Karachi’s destructive monsoon rains brought life to a standstill in the city. While parts of the city were submerged and without power for days, many people suffered losses to their business and some even lost their lifetime’s work. Artist Wasi Haider is one of them. The 62-year-old year old has lost almost all his paintings.
His creations were stored in his studio located on Khayaban-e-Bukhari in DHA’s Phase VI. The canvases which were brought to life by Wasi Haider’s use of bright colours are now stained with mud.
The paintings – which used to depict many diverse topics – now just show a single subject: destruction of a painter’s prized creations.
Wasi Haider told SAMAA Digital that on August 27 he was at his residence, located at Sea View, Clifton, when he sensed unusual rise in rainwater and decided to head to his studio before his usual time and check the situation there. When Wasi Haider along with his son arrived at his studio – which is in the basement of a building – the water was already going in from the vent and water level had already risen over a feet. Wasi Haider says he thought of going out to get some labourers [to move his stuff out] but it was already too late for that.
Thunderstorm continued to batter the city and water entered the studio as if it were being engulfed by high-tides. Wasi Haider and his son soon realised that the water level inside the studio was rising rapidly and staying there would tantamount to risking their lives, so they hurriedly picked some paintings, which were partially destroyed, and left the studio.
In no time, the water reached the nine-foot high ceiling of the studio, and there was three-foot water outside the studio. The artist sat on his studio’s doorstep and mourned the loss of his work.
The painter said that he has been painting since the age of 11 and there were 6,000 paintings and drawings in the studio when rains lashed Karachi. This does not include the paintings which are now with different art collectors.
We felt that it would be disrespectful to ask an artist like Wasi Haider about the prices of his creations so we don’t have an estimate of the losses incurred by him. However, given his stature as an artist, the loss would be in millions.

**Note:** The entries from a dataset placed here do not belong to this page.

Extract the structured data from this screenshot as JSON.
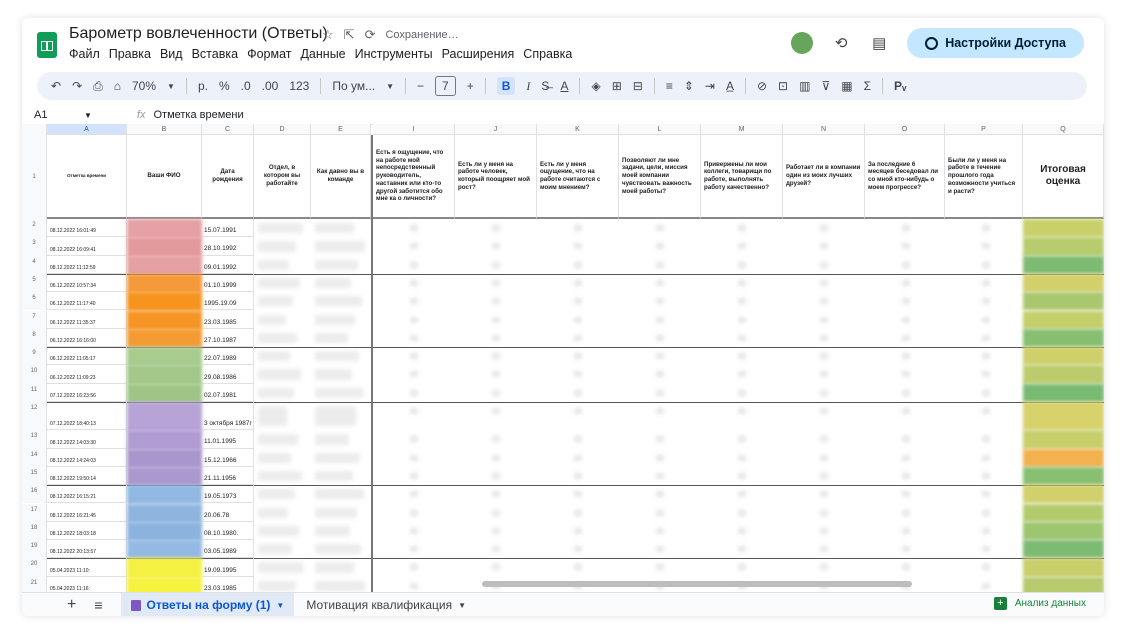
{
  "title": {
    "doc_name": "Барометр вовлеченности (Ответы)",
    "status": "Сохранение…",
    "icons": [
      "star-icon",
      "move-icon",
      "sync-icon"
    ]
  },
  "menu": [
    "Файл",
    "Правка",
    "Вид",
    "Вставка",
    "Формат",
    "Данные",
    "Инструменты",
    "Расширения",
    "Справка"
  ],
  "top_right": {
    "share_label": "Настройки Доступа"
  },
  "toolbar": {
    "zoom": "70%",
    "currency": "р.",
    "percent": "%",
    "dec_less": ".0",
    "dec_more": ".00",
    "number_format": "123",
    "font": "По ум...",
    "font_size": "7",
    "bold": "B",
    "italic": "I"
  },
  "formula_bar": {
    "cell_ref": "A1",
    "fx": "fx",
    "content": "Отметка времени"
  },
  "columns": [
    "A",
    "B",
    "C",
    "D",
    "E",
    "I",
    "J",
    "K",
    "L",
    "M",
    "N",
    "O",
    "P",
    "Q"
  ],
  "headers": {
    "a": "Отметка времени",
    "b": "Ваши ФИО",
    "c": "Дата рождения",
    "d": "Отдел, в котором вы работайте",
    "e": "Как давно вы в команде",
    "i": "Есть я ощущение, что на работе мой непосредственный руководитель, наставник или кто-то другой заботится обо мне ка о личности?",
    "j": "Есть ли у меня на работе человек, который поощряет мой рост?",
    "k": "Есть ли у меня ощущение, что на работе считаются с моим мнением?",
    "l": "Позволяют ли мне задачи, цели, миссия моей компании чувствовать важность моей работы?",
    "m": "Привержены ли мои коллеги, товарищи по работе, выполнять работу качественно?",
    "n": "Работает ли в компании один из моих лучших друзей?",
    "o": "За последние 6 месяцев беседовал ли со мной кто-нибудь о моем прогрессе?",
    "p": "Были ли у меня на работе в течение прошлого года возможности учиться и расти?",
    "q": "Итоговая оценка"
  },
  "rows": [
    {
      "n": "2",
      "ts": "08.12.2022 16:01:49",
      "dob": "15.07.1991",
      "fio_color": "#e5a1a6",
      "score_color": "#c9d06a"
    },
    {
      "n": "3",
      "ts": "08.12.2022 16:09:41",
      "dob": "28.10.1992",
      "fio_color": "#e39a9d",
      "score_color": "#b8cc6e"
    },
    {
      "n": "4",
      "ts": "08.12.2022 11:12:59",
      "dob": "09.01.1992",
      "fio_color": "#e4a0a2",
      "score_color": "#7dbb72"
    },
    {
      "n": "5",
      "ts": "06.12.2022 10:57:34",
      "dob": "01.10.1999",
      "fio_color": "#f59a3a",
      "score_color": "#d3cf6a"
    },
    {
      "n": "6",
      "ts": "06.12.2022 11:17:40",
      "dob": "1995.19.09",
      "fio_color": "#f7941d",
      "score_color": "#a9c86e"
    },
    {
      "n": "7",
      "ts": "06.12.2022 11:35:37",
      "dob": "23.03.1985",
      "fio_color": "#f69525",
      "score_color": "#c5cf6a"
    },
    {
      "n": "8",
      "ts": "06.12.2022 16:16:00",
      "dob": "27.10.1987",
      "fio_color": "#f59b33",
      "score_color": "#86bf70"
    },
    {
      "n": "9",
      "ts": "06.12.2022 11:05:17",
      "dob": "22.07.1989",
      "fio_color": "#a8cc8e",
      "score_color": "#cfd06a"
    },
    {
      "n": "10",
      "ts": "06.12.2022 11:09:23",
      "dob": "29.08.1986",
      "fio_color": "#a3c88a",
      "score_color": "#bccc6d"
    },
    {
      "n": "11",
      "ts": "07.12.2022 16:23:56",
      "dob": "02.07.1981",
      "fio_color": "#9fc586",
      "score_color": "#78ba72"
    },
    {
      "n": "12",
      "ts": "07.12.2022 18:40:13",
      "dob": "3 октября 1987г",
      "fio_color": "#b7a3d6",
      "score_color": "#d7d26a"
    },
    {
      "n": "13",
      "ts": "08.12.2022 14:03:30",
      "dob": "11.01.1995",
      "fio_color": "#b09cd2",
      "score_color": "#c7cf6b"
    },
    {
      "n": "14",
      "ts": "08.12.2022 14:24:03",
      "dob": "15.12.1966",
      "fio_color": "#a896cc",
      "score_color": "#f3b24e"
    },
    {
      "n": "15",
      "ts": "08.12.2022 19:50:14",
      "dob": "21.11.1956",
      "fio_color": "#ab98cf",
      "score_color": "#89bf71"
    },
    {
      "n": "16",
      "ts": "08.12.2022 16:15:21",
      "dob": "19.05.1973",
      "fio_color": "#91b8e2",
      "score_color": "#d2d06a"
    },
    {
      "n": "17",
      "ts": "08.12.2022 16:21:45",
      "dob": "20.06.78",
      "fio_color": "#8fb5df",
      "score_color": "#b4cb6d"
    },
    {
      "n": "18",
      "ts": "08.12.2022 18:03:18",
      "dob": "08.10.1980.",
      "fio_color": "#8cb3de",
      "score_color": "#9ec56f"
    },
    {
      "n": "19",
      "ts": "08.12.2022 20:13:57",
      "dob": "03.05.1989",
      "fio_color": "#94bae3",
      "score_color": "#7cbb72"
    },
    {
      "n": "20",
      "ts": "05.04.2023 11:10:",
      "dob": "19.09.1995",
      "fio_color": "#f5f142",
      "score_color": "#c8cf6b"
    },
    {
      "n": "21",
      "ts": "05.04.2023 11:16:",
      "dob": "23.03.1985",
      "fio_color": "#f6f240",
      "score_color": "#b5cb6d"
    }
  ],
  "sheets": {
    "active": "Ответы на форму (1)",
    "other": "Мотивация квалификация",
    "explore": "Анализ данных"
  }
}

Let alone the furniture, colours and other stuff in the studio, hundreds of rare books were also destroyed.
Wasi Haider’s paintings have been put on display at Parliament House, Islamabad Secretariat, University of Karachi, Academy of Letters, Prime Minister Imran Khan’s residence in Bani Gala and many other places. Since 1989, his work has been displayed in many cities across the world.
According to Wasi Haider, the paintings that were destroyed also include the collection of paintings that he had received from famous painters like Jameel Naqsh, Tasaduq Sohail, Mansoor A and Mansoor Rahi.
Only 10%-15% of the paintings can be salvaged to a certain extent, he said, that even after working extensively on them. These are the paintings that were framed. However, paintings on the canvas and the paper have been completely destroyed.
The destroyed collection of Wasi Haider includes one of its kind work that he had done for writer Akhtar Raza Saleemi. For 1,000 copies of Saleemi’s novel “Jaagay Hain Khwab Mein” (جاگے ہیں خواب میں), Wasi Haider had made as many paintings that were according to characters and the topics of the novel. Each separate painting was then pasted on a copy of the novel as a unique title page. Four hundred of those were still in the studio and now have been destroyed.
Earlier in August, PPP Chairperson Bilawal Bhutto Zardari had inaugurated Peoples Square and an underground parking near Sindh Secretariat. Wasi Haider has painted one of its walls. The painting is 32feet by 11feet in size.
In such a disheartening situation where Wasi Haider has lost his work of last half a century, one consolation for him are around a dozen paintings that his wife had added to her personal collection and are put on display at his residence.
Wasi Haider said now he has to start his life again from scratch. But he has a question. He wants to know is he himself responsible for what happened to him or some institution.
With watery eyes, Wasi Haider said with half-heartedly curiosity: “I don’t want to do anything. I’ll forgive them but please tell me who’s actually responsible for this?”